Piegas, disse ele

Anabela Fino

A pes­por­rência dos go­ver­nantes por­tu­gueses pa­rece não ter li­mites. Então não é que de­pois de Ca­vaco Silva ter tido aquele de­sa­bafo ainda hoje a atroar pelo País de que os seus mó­dicos 10 mil euros men­sais, mais coisa menos coisa, não lhe chegam para as des­pesas, mesmo sendo ele e a sua cara me­tade um mo­delo de pou­pança, vem agora Passos Co­elho acusar os por­tu­gueses de serem «pi­egas», que é como quem diz pes­soas «ri­di­cu­la­mente sen­sí­veis ou as­sus­ta­diças», para não dizer mesmo «ri­dí­culas»?

Rezam as cró­nicas que o caso se deu esta se­gunda-feira, lá para as bandas de Odi­velas, du­rante a vi­sita a um es­ta­be­le­ci­mento de en­sino. Que não foi aula de sa­pi­ência é coisa que se per­cebe à dis­tância. Mesmo com óculos, o chefe do Go­verno nem por en­gano pode ser con­fun­dido com um in­te­lec­tual. Mas dei­xando de lado os mo­tivos que le­varam Passos Co­elho a Odi­velas ocorre per­guntar que raio de go­ver­nante é este que de­pois de de­fender que o País tem de em­po­brecer para se de­sen­volver, de ter acon­se­lhado os jo­vens de­sem­pre­gados a sair da sua «zona de con­forto» e os menos jo­vens a vol­tarem à es­trada da emi­gração com um su­ce­dâneo da velha mala de cartão dos tempos da outra se­nhora, vem agora chamar «pi­egas» aos seus com­pa­tri­otas, acu­sando-os de pas­sa­distas, de se la­men­tarem com as me­didas que ele, Passos Co­elho, está a tomar e, cú­mulo dos cú­mulos, de es­tarem agar­rados a «ve­lhos com­por­ta­mentos muito pre­gui­çosos», em vez de lançar «mãos à obra».

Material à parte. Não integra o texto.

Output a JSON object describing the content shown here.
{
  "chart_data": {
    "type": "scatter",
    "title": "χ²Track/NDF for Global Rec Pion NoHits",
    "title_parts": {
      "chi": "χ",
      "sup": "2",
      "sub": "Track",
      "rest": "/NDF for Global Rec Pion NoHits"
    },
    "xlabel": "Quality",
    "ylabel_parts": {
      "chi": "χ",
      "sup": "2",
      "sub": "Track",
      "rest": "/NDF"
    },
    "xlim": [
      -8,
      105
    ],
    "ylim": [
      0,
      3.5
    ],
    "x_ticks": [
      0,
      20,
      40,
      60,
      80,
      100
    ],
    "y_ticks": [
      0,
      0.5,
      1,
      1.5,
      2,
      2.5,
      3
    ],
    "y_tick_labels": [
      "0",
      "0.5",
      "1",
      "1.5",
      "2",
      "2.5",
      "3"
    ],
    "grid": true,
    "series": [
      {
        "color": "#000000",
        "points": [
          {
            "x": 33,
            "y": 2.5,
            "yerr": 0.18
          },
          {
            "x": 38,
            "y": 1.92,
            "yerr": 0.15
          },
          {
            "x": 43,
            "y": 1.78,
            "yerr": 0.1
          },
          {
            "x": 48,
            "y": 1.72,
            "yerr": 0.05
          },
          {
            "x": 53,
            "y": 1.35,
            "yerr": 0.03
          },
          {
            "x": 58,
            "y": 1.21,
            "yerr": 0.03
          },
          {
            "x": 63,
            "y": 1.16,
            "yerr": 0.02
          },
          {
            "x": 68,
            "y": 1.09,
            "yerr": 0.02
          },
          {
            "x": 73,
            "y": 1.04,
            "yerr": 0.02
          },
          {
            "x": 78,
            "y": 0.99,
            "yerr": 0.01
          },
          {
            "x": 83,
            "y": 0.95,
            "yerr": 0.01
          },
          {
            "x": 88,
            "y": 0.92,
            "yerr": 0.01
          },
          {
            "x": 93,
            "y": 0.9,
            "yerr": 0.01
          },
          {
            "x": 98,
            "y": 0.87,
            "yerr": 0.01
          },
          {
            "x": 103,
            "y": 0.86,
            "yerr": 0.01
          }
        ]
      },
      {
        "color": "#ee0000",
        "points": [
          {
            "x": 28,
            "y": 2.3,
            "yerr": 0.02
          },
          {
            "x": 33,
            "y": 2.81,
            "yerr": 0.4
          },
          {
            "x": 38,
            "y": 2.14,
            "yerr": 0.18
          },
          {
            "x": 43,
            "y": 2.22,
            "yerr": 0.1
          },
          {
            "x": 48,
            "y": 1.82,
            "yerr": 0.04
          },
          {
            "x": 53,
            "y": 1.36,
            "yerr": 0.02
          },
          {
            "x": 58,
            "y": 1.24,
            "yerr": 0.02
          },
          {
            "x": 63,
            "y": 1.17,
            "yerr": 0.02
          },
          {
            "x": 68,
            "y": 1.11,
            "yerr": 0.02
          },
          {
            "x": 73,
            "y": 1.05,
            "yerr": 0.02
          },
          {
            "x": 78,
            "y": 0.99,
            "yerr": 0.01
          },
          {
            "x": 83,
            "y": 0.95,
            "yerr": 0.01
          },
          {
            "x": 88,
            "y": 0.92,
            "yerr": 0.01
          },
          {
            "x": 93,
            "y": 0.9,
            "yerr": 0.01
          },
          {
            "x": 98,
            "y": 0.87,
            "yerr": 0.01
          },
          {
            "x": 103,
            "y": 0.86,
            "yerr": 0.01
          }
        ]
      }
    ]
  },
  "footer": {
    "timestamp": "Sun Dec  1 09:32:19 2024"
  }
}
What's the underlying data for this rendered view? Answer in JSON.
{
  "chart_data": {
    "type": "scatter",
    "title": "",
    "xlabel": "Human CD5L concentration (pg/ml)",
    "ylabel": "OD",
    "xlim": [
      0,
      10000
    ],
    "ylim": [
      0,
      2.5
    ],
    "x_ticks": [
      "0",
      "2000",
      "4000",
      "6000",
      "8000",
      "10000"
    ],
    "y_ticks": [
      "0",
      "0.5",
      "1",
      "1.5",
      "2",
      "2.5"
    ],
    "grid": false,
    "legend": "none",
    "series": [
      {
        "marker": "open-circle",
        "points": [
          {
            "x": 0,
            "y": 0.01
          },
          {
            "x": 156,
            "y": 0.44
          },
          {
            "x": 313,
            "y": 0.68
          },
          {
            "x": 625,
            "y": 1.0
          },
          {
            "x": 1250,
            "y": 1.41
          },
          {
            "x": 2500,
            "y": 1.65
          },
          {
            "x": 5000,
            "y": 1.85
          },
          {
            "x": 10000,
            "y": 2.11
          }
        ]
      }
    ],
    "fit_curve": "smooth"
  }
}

O pri­meiro-mi­nistro foi mesmo ao ponto de apontar, como sím­bolo da in­di­gência na­ci­onal, o ale­gado facto de, no ano pas­sado, o País ter es­tado a apro­veitar «fe­ri­ados e pontes» en­quanto «quem nos em­pres­tava di­nheiro tra­ba­lhava».

Manda a ver­dade que se diga que as ma­ni­fes­ta­ções de en­fado de Passos Co­elho com os por­tu­gueses estão a tornar-se re­cor­rentes. Ainda no úl­timo de­bate quin­zenal no Par­la­mento con­si­derou «falta de ima­gi­nação» a per­sis­tência com que os co­mu­nistas in­sistem em falar no de­sem­prego, na de­gra­dação das con­di­ções de vida, no au­mentos bru­tais na saúde, nos trans­portes, na edu­cação, na venda ao es­tran­geiro de sec­tores es­tra­té­gicos da eco­nomia, no en­cer­ra­mento de em­presas, etc., etc., etc. Uma seca, pelos vistos, para quem – sem nunca ter tido ne­ces­si­dade de ar­re­gaçar as mangas – acha que um País com um mi­lhão de de­sem­pre­gados e mais de dois mi­lhões de po­bres se com­praz na pi­e­guice.

Mas talvez Passos Co­elho não saiba o que é ser pi­egas.

Se ser pi­egas é ter idosos com do­enças on­co­ló­gicas a des­maiar (e a morrer) de fome nos hos­pi­tais ou cri­anças a des­fa­lecer nas aulas por falta de ali­mento, então somos um País de pi­egas.

Se ser pi­egas é ter de es­co­lher entre a far­mácia e a mer­ce­aria, então somos um País de pi­egas.

Se ser pi­egas é ter mais de seis mil es­tu­dantes a aban­donar o En­sino Su­pe­rior, ou seja uma média de 100 alunos por dia a deixar de es­tudar, então somos um País de pi­egas.

Se ser pi­egas é ter mi­lhares da fa­mí­lias a ser des­pe­jadas das suas casas, então somos um País de pi­egas.

Se ser pi­egas é ter mi­lhões de tra­ba­lha­dores com sa­lá­rios de mi­séria, então somos um País de pi­egas.

Se ser pi­egas é re­jeitar a ex­plo­ração, então somos um País de pi­egas.

Se ser pi­egas é querer tra­balho com di­reitos, então somos um País de pi­egas.   

Se ser pi­egas é não ab­dicar da luta pela jus­tiça so­cial, então somos um País de pi­egas.

Por muito que isso in­co­mode todos os Passos que por cá passam. Mas eles passam. Mas eles passam.